Je reste convaincu, comme je me plais à le rappeler fréquemment que l’amour dans son essence est fait pour se multiplier. Il n’est pas exclusif, mais inclusif. Plus on le partage, plus il s’intensifie et cette réalité ne concerne pas moins le sentiment amoureux. De multiples témoignages de personnes vivant des situations polyamoureuses le démontrent : La relation de couple est souvent redynamisée lorsque l’un des partenaires (ou parfois les deux) s’engage(nt) dans une relation parallèle. Voilà juste une réalité couramment observée à travers les témoignages que je recueille !
L’être humain s’accroche parfois au modèle de la relation exclusive dans la vaine tentative de trouver à travers l’autre tout ce qu’il est dans l’incapacité de se donner, dans l’illusion de pouvoir combler en lui ce sentiment d’incomplétude, dans ce désir d’appartenance pouvant virer à la possession… Ainsi naît une relation fusionnelle de dépendance.
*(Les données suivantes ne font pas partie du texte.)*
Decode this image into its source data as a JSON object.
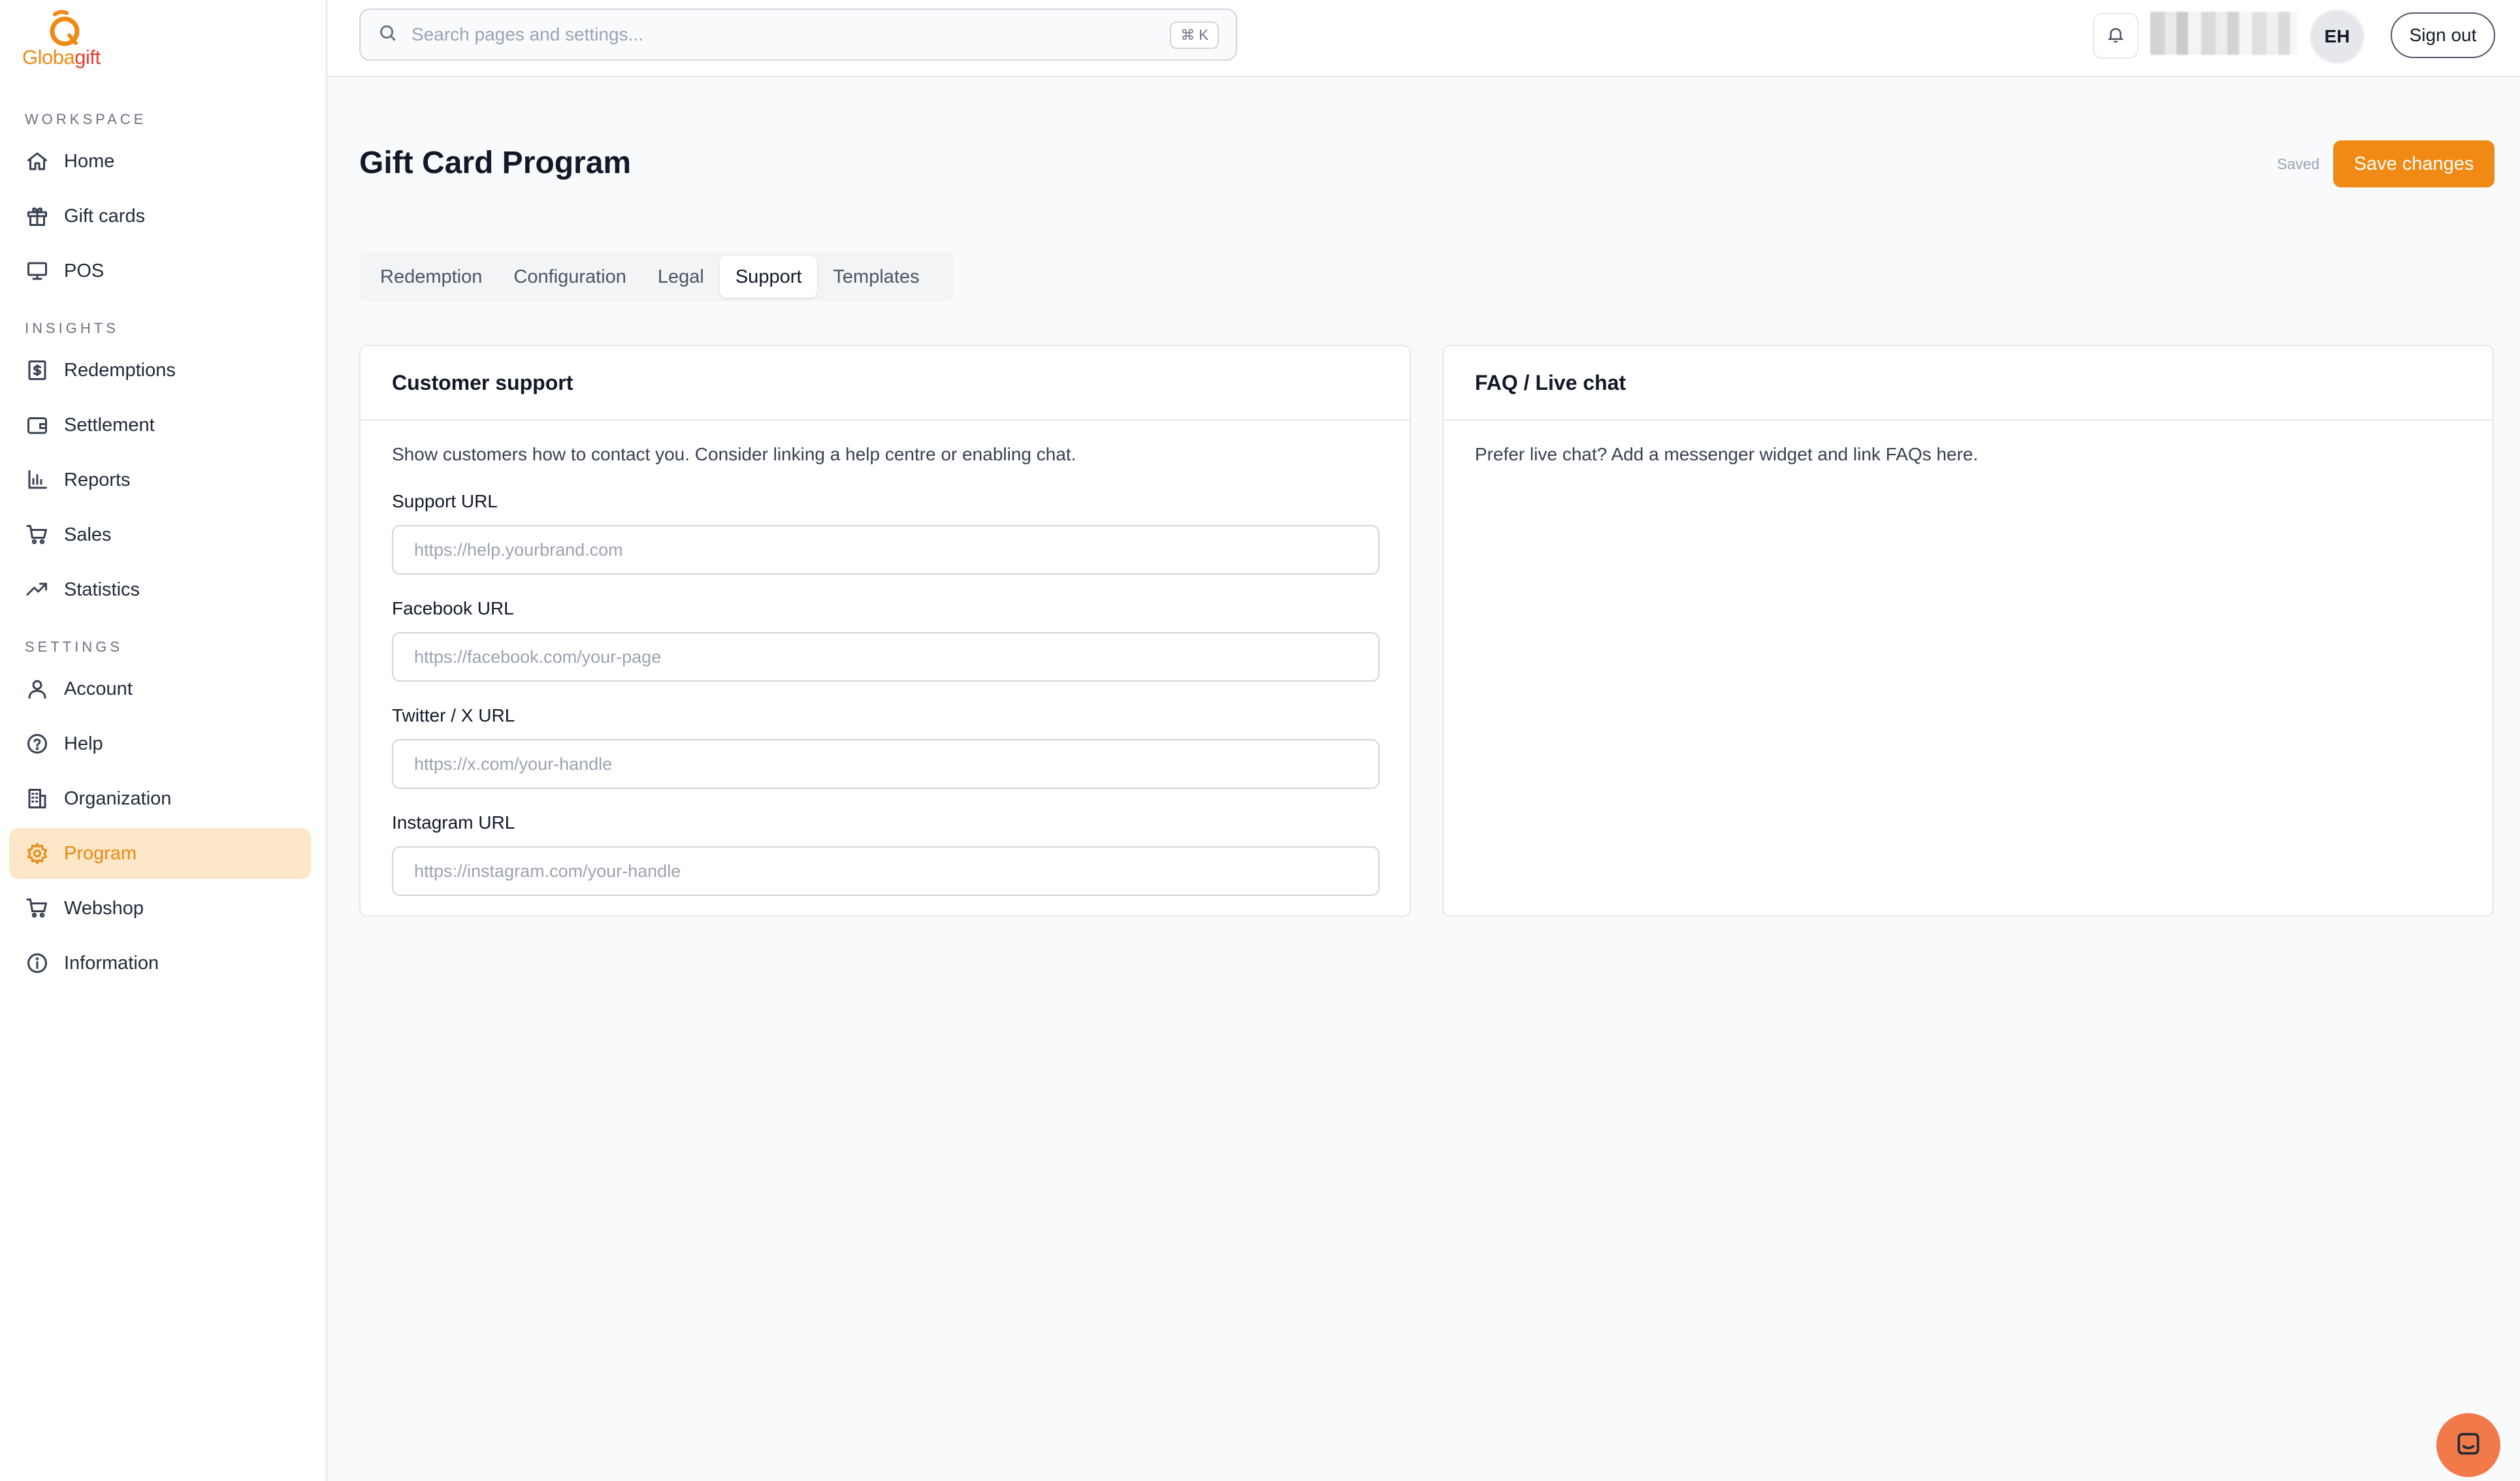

L’idée de perdre cette exclusivité devient alors insupportable car elle évoque la possibilité de se retrouver amputé de cette part de soi recherchée à travers l’autre. On comprend aisément que cette peur d’être coupé en deux puisse être terrorisante, puisque c’est de cela qu’il s’agit. L’exclusivité réciproque apparaît alors comme une garantie rassurante, une sécurité illusoire dans laquelle les partenaires se réfugient. Dans cette configuration amoureuse où 1 + 1 = 1, chaque être perd son identité propre pour ne plus exister qu’en tant que couple et la perspective d’une relation polyamoureuse apparaît bien évidemment comme profondément déstabilisante, puisque impossible à vivre dans cet état de fusion.
Mais lorsque l’être humain existe par lui-même, lorsqu’il réalise que son bonheur ne dépend que de lui et qu’il vit dans cette conscience de l’impermanence de la vie, alors il ne cherche plus à limiter ou à restreindre l’amour car il est entier. Il peut partager son bonheur et aimer pleinement une personne, mais peut également s’il le souhaite ouvrir son coeur à d’autres êtres auprès de qui il se sent en résonance, sans limitation ou restriction de forme.
Dans ce sens, le polyamour apparaît comme une évidence, toutefois bien difficile à partager dans un monde encore très figé dans ses schémas ancestraux. Ses principaux freins sont la jalousie et la possessivité. Concrètement, les situations polyamoureuses génèrent de multiples souffrances si elles ne sont pas clairement partagées entre personnes ouvertes à cette vision plurielle.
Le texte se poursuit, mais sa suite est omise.